Nov 05

La responsabilidad social y la gestión del talento, claves para la empresas vascas implantadas en China

GAIA-Cluster TEIC, Emaús Fundación Social y la Facultad de Ciencias Empresariales de Mondragon Unibertsitatea-, han visitado 9 filiales de empresas vascas en China, con el fin de conocer la experiencia de penetración en el mercado oriental de las mismas y su papel como agente de desarrollo a nivel económico, social y ambiental en el país.

Esta iniciativa, financiada por la Dirección de Cooperación al Desarrollo del Gobierno Vasco, se fundamenta en la adopción de la responsabilidad social dentro y fuera de la Comunidad Autónoma Vasca (CAP) como una herramienta para potenciar el impacto socioeconómico, la excelencia y la competitividad de las empresas en su multilocalización en países emergentes o en desarrollo. Las conclusiones obtenidas tras la visita analizan la situación estratégica del centenar de empresas vascas implantadas en China, que se enmarcan dentro de las 600 filiales españolas instaladas en ciudades industriales como Shanghai, Pekín o Jiangsu. Otras localidades de China como Kunshan, Tianjin o Hong Kong también se han convertido en los últimos tres años en focos de empresas con matriz en la CAP. Entidades como las pertenecientes al Grupo Mondragón, Gamesa o Intercoop, Central de Compras de textil y bienes durables de Eroski, se han instalado en dichas zonas industriales.

La implantación de estas empresas en el gigante asiático viene precedida de una estrategia que busca alternativas a la crisis económica, destacando la posición privilegiada de las empresas vascas con filiales en este territorio incluso en sectores críticos como la automoción. Y es que las posibilidades en la cadena de suministro ofrecen importantes ventajas en el territorio asiático gracias a la diferencia en el coste de la mano de obra Asimismo, la apuesta por el mercado chino es un reto a largo plazo, teniendo en cuenta que se estima que para mediados de siglo alcanzará el liderazgo económico mundial. Sin embargo, los empresarios occidentales se encuentran con dos barreras fundamentales: el distanciamiento en cuanto a cultura y costumbres y los desequilibrios sociales relacionados con la tensión inter-étnica, la disparidad de la riqueza, la falta de regulación de medidas medioambientales, y la inseguridad legal.

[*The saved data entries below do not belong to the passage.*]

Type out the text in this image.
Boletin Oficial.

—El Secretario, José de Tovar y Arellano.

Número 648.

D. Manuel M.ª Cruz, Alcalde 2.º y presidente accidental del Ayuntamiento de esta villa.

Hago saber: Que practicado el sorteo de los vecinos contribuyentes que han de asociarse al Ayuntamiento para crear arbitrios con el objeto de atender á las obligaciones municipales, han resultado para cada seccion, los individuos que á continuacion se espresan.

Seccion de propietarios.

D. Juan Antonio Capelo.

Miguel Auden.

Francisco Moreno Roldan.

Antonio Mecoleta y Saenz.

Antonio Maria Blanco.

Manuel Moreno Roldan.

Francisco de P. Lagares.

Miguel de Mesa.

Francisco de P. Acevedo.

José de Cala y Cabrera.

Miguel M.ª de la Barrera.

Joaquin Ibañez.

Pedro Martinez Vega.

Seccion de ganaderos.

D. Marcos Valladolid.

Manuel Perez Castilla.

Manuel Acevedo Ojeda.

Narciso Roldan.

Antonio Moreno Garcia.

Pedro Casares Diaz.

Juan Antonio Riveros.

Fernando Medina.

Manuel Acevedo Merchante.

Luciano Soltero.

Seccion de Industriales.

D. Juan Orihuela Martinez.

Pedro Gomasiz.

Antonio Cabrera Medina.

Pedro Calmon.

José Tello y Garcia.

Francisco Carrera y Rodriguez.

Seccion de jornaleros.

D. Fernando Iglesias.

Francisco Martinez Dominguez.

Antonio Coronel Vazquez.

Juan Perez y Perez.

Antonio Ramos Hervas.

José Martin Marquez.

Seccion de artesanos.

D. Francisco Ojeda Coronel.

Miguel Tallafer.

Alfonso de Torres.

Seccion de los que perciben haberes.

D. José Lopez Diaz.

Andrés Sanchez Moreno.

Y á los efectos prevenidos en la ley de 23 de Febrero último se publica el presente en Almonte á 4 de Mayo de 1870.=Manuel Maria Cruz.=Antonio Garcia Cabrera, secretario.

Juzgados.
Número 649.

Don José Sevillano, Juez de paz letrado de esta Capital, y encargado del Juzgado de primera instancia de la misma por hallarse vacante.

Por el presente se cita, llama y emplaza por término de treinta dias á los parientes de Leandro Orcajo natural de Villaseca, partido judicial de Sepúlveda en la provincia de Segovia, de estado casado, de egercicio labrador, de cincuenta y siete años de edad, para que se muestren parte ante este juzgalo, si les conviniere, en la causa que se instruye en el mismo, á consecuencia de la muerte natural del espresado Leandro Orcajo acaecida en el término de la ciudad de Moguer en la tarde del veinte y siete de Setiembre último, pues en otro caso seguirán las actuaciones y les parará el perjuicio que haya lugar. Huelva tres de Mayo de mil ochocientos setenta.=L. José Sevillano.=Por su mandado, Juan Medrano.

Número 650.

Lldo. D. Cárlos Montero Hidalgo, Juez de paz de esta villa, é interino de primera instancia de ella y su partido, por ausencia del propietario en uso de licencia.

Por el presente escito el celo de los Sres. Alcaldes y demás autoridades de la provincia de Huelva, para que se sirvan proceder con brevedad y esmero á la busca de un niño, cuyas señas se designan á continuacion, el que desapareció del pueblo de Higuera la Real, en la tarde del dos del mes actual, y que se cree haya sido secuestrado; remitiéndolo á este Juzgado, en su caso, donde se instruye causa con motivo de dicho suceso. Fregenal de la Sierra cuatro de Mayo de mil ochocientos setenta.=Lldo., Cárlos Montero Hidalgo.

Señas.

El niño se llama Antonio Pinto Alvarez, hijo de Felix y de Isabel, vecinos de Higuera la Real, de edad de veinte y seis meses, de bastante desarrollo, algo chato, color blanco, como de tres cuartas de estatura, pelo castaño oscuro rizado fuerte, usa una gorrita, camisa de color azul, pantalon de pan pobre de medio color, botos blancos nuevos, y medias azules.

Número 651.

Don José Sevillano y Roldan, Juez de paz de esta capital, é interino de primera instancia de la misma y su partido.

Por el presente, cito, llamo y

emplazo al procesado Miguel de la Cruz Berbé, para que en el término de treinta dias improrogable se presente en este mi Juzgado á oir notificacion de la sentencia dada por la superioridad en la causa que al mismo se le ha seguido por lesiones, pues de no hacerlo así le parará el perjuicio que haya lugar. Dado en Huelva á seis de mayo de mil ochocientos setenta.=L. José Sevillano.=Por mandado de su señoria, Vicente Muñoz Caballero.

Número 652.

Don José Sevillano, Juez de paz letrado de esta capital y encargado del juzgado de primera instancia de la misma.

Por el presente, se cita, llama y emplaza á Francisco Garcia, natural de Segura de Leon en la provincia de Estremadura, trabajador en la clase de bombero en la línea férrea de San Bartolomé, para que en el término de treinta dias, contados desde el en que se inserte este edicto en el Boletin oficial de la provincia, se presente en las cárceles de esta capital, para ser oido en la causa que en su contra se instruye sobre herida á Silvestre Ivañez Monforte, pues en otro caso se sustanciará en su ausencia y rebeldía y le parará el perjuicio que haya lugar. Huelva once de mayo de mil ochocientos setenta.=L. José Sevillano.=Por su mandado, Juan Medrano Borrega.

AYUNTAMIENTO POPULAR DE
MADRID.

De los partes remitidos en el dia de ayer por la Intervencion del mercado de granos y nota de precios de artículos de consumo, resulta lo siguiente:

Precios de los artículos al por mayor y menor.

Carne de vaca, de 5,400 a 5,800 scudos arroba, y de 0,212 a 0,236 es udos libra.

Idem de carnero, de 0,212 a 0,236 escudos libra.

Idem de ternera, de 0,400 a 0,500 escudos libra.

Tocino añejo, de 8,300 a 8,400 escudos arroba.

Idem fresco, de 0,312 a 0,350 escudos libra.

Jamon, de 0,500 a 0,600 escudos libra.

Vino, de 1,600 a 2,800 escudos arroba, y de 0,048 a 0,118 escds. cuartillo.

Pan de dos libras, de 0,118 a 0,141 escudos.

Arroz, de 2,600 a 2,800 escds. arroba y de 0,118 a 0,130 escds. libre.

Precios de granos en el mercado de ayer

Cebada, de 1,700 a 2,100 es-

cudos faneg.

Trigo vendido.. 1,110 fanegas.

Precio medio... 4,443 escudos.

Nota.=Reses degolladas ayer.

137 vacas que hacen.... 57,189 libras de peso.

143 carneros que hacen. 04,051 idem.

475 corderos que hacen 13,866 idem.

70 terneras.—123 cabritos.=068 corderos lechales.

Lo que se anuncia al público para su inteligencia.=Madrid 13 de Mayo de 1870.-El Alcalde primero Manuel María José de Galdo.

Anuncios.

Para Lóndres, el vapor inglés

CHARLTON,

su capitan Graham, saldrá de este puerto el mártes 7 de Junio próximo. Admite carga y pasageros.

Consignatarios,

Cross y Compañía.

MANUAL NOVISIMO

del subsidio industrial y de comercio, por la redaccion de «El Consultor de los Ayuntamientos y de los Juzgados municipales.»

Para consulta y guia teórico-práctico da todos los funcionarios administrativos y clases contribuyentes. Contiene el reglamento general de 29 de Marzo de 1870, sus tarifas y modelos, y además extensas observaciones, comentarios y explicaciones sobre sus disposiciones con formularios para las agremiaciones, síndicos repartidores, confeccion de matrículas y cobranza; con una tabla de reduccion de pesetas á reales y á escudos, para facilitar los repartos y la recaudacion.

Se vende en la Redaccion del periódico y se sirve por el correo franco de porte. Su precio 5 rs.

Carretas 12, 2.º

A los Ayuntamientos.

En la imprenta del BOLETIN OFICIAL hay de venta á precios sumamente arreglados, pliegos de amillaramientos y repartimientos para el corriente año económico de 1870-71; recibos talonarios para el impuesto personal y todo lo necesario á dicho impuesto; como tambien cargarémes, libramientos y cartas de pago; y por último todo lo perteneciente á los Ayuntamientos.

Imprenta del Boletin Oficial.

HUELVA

Aunque China haya experimentado en los últimos años un crecimiento económico excepcional, el poder del Partido Comunista sigue siendo incuestionable y la inestabilidad política en un país no democrático puede estallar en cualquier momento.

De esta forma, las empresas españolas implantadas en China deben buscar líneas de actuación que fomenten el desarrollo de proyectos de responsabilidad social y gestión óptima de los recursos humanos como estrategia clave para salvar las distancias entre ambos territorios. Así, comprobamos cómo en la mayoría de éstas entidades, los puestos directivos son ocupados por personal vasco, a través de figuras como el expatriado, mientras que los chinos desempeñan tan sólo dos de cada diez cargos como directivos, según un informe de la Spri. Como ejemplo de buenas prácticas para la gestión del personal, empresas como Fagor Automoción, han llevado a cabo programas de intercambio entre personas vascas y chinas, con el objetivo de generar un ambiente de trabajo de calidad.

En opinión del equipo de trabajo encargado de llevar a cabo estas visitas, “la inversión extranjera en China debe fomentar la sostenibilidad, la innovación, la equidad y la diversidad a través de una política multicultural que sea beneficiosa tanto para las empresas vascas como para el escenario social, político y cultural donde se implantan”.

Las empresas vascas globales cuentan con 181 filiales productivas en el exterior, ubicadas principalmente en América (63%), Asia en segundo lugar (18%), seguido por Europa (14%) y África (5%). Dichas empresas dan empleo a aproximadamente unas 15.000 personas en países del hemisferio sur. China se convierte en una oportunidad para el mercado español gracias a su situación económica privilegiada y su liderazgo mundial. El gobierno chino está comprometido con el desarrollo económico y social del país, invirtiendo en infraestructuras y fomento de la competitividad. Fruto de esta política, durante los primeros meses de 2009 China registró un fuerte crecimiento bancario y actualmente su situación resulta envidiable en comparación con la gran parte de las economías mundiales. El nuevo reto es conseguir que dicho incremento vaya parejo de un crecimiento sostenible, que promueva el desarrollo humano y el ambiente respetuoso.